Ia juga menyampaikan jika menemukan beberapa penyimpangan dalam pencairan KPR Bank Mandiri Semarang itu. Penyimpangan yang dimaksud mulai dari pengajuan hingga persetujuan KPR.
"Kreditur memakai identitas palsu, kreditur melakukan mark up dari transaksi ruko, memberikan info uang muka yang tak sesuai, rekomendasi yang rak sesuai kondisi riil, kreditur juga melakukan perubahan bentuk agunan," tambahnya.

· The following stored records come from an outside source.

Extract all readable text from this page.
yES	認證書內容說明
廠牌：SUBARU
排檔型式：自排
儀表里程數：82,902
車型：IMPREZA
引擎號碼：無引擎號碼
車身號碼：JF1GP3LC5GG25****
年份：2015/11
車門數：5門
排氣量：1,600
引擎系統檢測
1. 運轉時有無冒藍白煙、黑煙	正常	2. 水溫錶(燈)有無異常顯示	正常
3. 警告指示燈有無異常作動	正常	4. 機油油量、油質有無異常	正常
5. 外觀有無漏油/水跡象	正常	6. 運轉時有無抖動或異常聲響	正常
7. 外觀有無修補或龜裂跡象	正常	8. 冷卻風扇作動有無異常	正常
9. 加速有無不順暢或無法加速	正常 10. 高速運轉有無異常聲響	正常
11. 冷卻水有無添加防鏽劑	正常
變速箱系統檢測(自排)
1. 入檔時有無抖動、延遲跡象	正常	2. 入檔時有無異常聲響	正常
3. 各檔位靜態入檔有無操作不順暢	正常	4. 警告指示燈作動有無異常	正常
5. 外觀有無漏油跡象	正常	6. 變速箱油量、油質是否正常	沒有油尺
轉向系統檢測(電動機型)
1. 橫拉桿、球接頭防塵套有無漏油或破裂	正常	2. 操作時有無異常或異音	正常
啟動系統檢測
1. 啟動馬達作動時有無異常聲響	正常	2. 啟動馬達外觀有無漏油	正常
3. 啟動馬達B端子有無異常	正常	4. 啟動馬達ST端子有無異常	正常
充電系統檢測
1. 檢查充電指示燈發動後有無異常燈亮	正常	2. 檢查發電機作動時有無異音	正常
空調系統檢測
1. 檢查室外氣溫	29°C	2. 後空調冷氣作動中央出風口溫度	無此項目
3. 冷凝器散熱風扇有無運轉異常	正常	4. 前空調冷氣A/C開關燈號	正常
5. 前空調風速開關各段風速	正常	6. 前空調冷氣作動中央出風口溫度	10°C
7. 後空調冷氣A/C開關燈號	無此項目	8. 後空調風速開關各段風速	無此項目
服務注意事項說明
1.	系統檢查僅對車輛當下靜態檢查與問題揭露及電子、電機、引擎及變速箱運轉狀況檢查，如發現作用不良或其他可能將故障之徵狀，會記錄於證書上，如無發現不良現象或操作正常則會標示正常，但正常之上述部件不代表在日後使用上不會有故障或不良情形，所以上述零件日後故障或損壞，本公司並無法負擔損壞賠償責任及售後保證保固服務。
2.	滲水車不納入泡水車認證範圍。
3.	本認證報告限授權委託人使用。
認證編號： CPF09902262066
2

Perlu diketahui, dari dakwaan jaksa disebutkan kasus KPR fiktif Bank Mandiri Semarang tersebut, terjadi pada 2016. Terdakwa Edward Setiadi mendapat fasilitas kredit sebesar Rp 4,5 miliar dan Rp 1,898 miliar.
Namun kredit tersebut bertentangan dengan peraturan yang ada di Manual Product Credit Segmen Consumer. Ada ketidaksesuaian prosedur dalam pelaksanaannya yaitu terkait verifikasi penghasilan dan investasi.
Petugas Bank Mandiri tidak melakukan OTS ke rumah calon kreditur yaitu Edward Setiadi. Oleh karena itu, KTP dan NPWP pribadi terdakwa Edward Setiadi dipalsukan dan tidak diketahui petugas.
Tak hanya itu, kredit yang dilakukan tidak ada uang muka atau berkas uang muka dipalsukan oleh terdakwa. Bahkan, penilaian jaminan kredit juga lebih besar dari nilai aslinya.